МЕЛЬНИКОВ Дмитрий Петрович родился в 1967 г. в Ташкенте. В 1985 поступил в Ташкентский медицинский институт. В 1989 г. поступил на филфак Ташкентского государственного университета. После окончания, в 1994 г., переселился в Москву. Автор двух книг стихотворений: «Иди со мной» (2001) и «Родная речь» (2006).
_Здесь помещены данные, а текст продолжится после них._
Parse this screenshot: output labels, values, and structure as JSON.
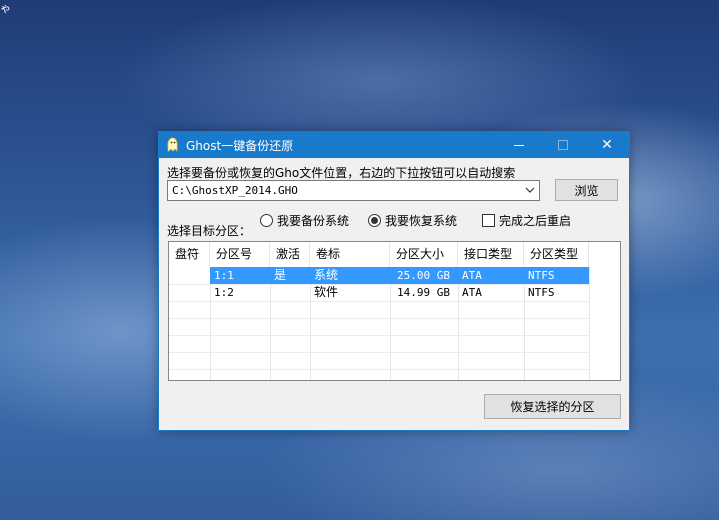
{
  "desktop": {
    "corner_glyph": "ゃ"
  },
  "window": {
    "title": "Ghost一键备份还原",
    "icon": "ghost-app-icon",
    "controls": {
      "minimize": "minimize-icon",
      "maximize": "maximize-icon",
      "close": "close-icon",
      "close_glyph": "✕"
    }
  },
  "path": {
    "label": "选择要备份或恢复的Gho文件位置，右边的下拉按钮可以自动搜索",
    "value": "C:\\GhostXP_2014.GHO",
    "browse_label": "浏览"
  },
  "target": {
    "label": "选择目标分区：",
    "options": [
      {
        "label": "我要备份系统",
        "selected": false
      },
      {
        "label": "我要恢复系统",
        "selected": true
      }
    ],
    "reboot_label": "完成之后重启",
    "reboot_checked": false
  },
  "table": {
    "columns": [
      "盘符",
      "分区号",
      "激活",
      "卷标",
      "分区大小",
      "接口类型",
      "分区类型"
    ],
    "rows": [
      {
        "drive": "",
        "partition": "1:1",
        "active": "是",
        "label": "系统",
        "size": "25.00 GB",
        "interface": "ATA",
        "type": "NTFS",
        "selected": true
      },
      {
        "drive": "",
        "partition": "1:2",
        "active": "",
        "label": "软件",
        "size": "14.99 GB",
        "interface": "ATA",
        "type": "NTFS",
        "selected": false
      }
    ]
  },
  "actions": {
    "restore_label": "恢复选择的分区"
  },
  "colors": {
    "titlebar": "#1979ca",
    "selection": "#3399ff",
    "window_bg": "#f0f0f0"
  }
}
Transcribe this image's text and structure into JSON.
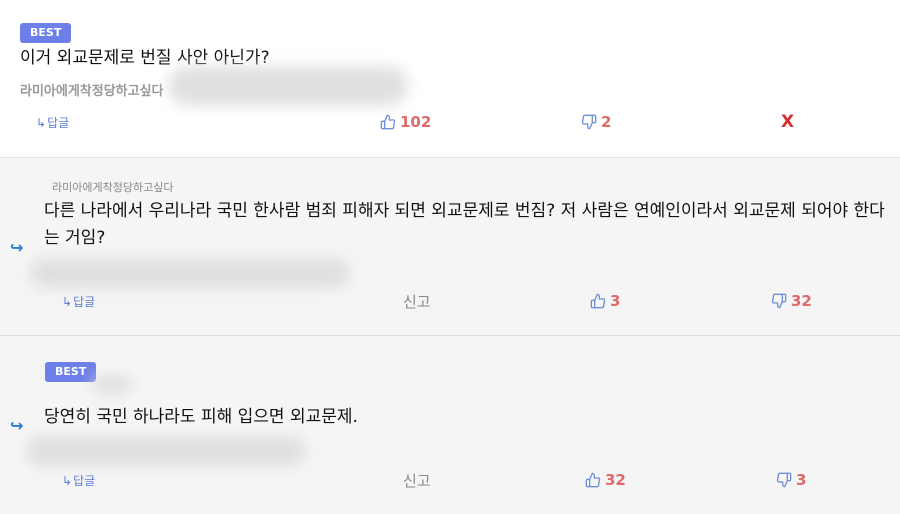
{
  "comments": [
    {
      "badge": "BEST",
      "text": "이거 외교문제로 번질 사안 아닌가?",
      "author": "라미아에게착정당하고싶다",
      "reply_label": "답글",
      "likes": "102",
      "dislikes": "2",
      "delete_label": "X"
    },
    {
      "author": "라미아에게착정당하고싶다",
      "text_line1": "다른 나라에서 우리나라 국민 한사람 범죄 피해자 되면 외교문제로 번짐? 저 사람은 연예인이라서 외교문제 되어야 한다",
      "text_line2": "는 거임?",
      "reply_label": "답글",
      "report_label": "신고",
      "likes": "3",
      "dislikes": "32"
    },
    {
      "badge": "BEST",
      "text": "당연히 국민 하나라도 피해 입으면 외교문제.",
      "reply_label": "답글",
      "report_label": "신고",
      "likes": "32",
      "dislikes": "3"
    }
  ],
  "colors": {
    "badge": "#6d7fe8",
    "count": "#e06a6a",
    "thumb": "#6f8fd6",
    "delete": "#d62f2f",
    "reply_arrow": "#2b7bd6"
  },
  "icons": {
    "like": "thumbs-up-icon",
    "dislike": "thumbs-down-icon",
    "reply": "reply-arrow-icon"
  }
}
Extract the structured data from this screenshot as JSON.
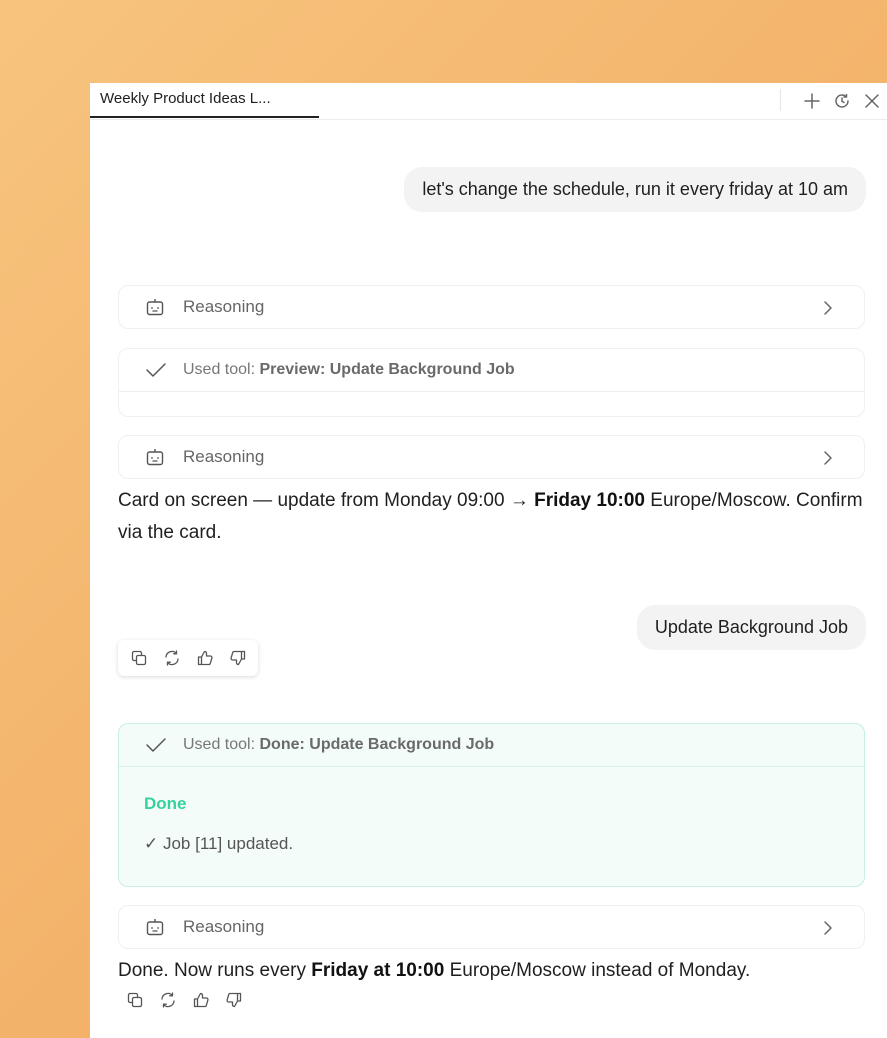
{
  "tab": {
    "title": "Weekly Product Ideas L..."
  },
  "tab_actions": [
    "plus-icon",
    "history-icon",
    "close-icon"
  ],
  "messages": {
    "user1": "let's change the schedule, run it every friday at 10 am",
    "reasoning_label": "Reasoning",
    "tool1": {
      "prefix": "Used tool: ",
      "name": "Preview: Update Background Job"
    },
    "assistant1": {
      "part1": "Card on screen — update from Monday 09:00 → ",
      "bold": "Friday 10:00",
      "part2": " Europe/Moscow. Confirm via the card."
    },
    "user2": "Update Background Job",
    "tool2": {
      "prefix": "Used tool: ",
      "name": "Done: Update Background Job",
      "status": "Done",
      "result": "✓ Job [11] updated."
    },
    "assistant2": {
      "part1": "Done. Now runs every ",
      "bold": "Friday at 10:00",
      "part2": " Europe/Moscow instead of Monday."
    }
  },
  "colors": {
    "done_green": "#36d29b",
    "done_bg": "#f3fcf9"
  }
}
Публиковался в журнале «Знамя», «Литературной газете» и других изданиях.Работал литературным редактором, верстальщиком, художником-дизайнером.
Живёт в Москве.
 

  "К горячей ладони ладонь приложу..."
"Мне приснился тихий Дон..."
"Уехал Иван на восток с войны..."
"Чтобы ты не спилась, не сошла с ума, не упала замертво в грязь..."
"Ночью во сне отступает город..."
"Но дело в том, но дело в том..."
"Лучше – вместо некролога..."
"От ночного боя – до общего места..."
"Я только помню, что свет..."
 

* * *

К горячей ладони ладонь приложу,
ты знаешь, я всё-таки это скажу,
касаемо жизни и смерти,
о том, что в закрытом конверте
идёт с непроставленной датой письмо,
о том, что, конечно, всё кончится, но
останутся примулы эти,
и будет ромашку и сизый осот
над местом, где мёртвый мой голос живёт,
качать ветерок на рассвете.

Ты помнишь ту церковь с Матроной в стене?
Лебяжьим крылом на заросшем холме
она над полями парила.
Ты помнишь, что ты говорила?
О том, что в тумане не видно креста,
о том, что от стенки идёт теплота,
о том, что нас точно услышит
вот эта, которая дышит,
уставшая женщина с кротким лицом,
одетая в бедную ризу.

И вечный покой окружал нас кольцом,
и голубь ходил по карнизу.




* * *

Мне приснился тихий Дон,
синий Дон небесный,
то, что раньше было дном,
оказалось бездной.

Снилось мне, что в том нигде
между облаками
ходят кони по воде
вместе с казаками.

Тем, кто был убит огнём,
кто бедою чёрной,
там теперь последний дом,
чистый и просторный.

Там теперь всегда вдвоём
Гришка и Аксинья,
и несёт их души Дон
синий, синий, синий.




* * *

Уехал Иван на восток с войны,
домой, как живой, пришёл,
но выстужен дом и нету жены
и снегом покрыт пол.

На стол сосновый убитый лёг,
как будто в сосновый гроб,
вот ступит милая на порог,
и с криком на грудь падёт.

И тихо взошла над Иваном луна,
и медленно, словно дым,
к нему по лучу спустилась жена
и рядом легла с ним.




* * *

Чтобы ты не спилась, не сошла с ума, не упала замертво в грязь 
надо было стать каменным, как стена, и тогда, ко мне прислонясь, 
ты могла бы жить, и я стал стеной, и стою, всем бурям назло 
и ты знаешь, что самой лютой зимой от меня исходит тепло. 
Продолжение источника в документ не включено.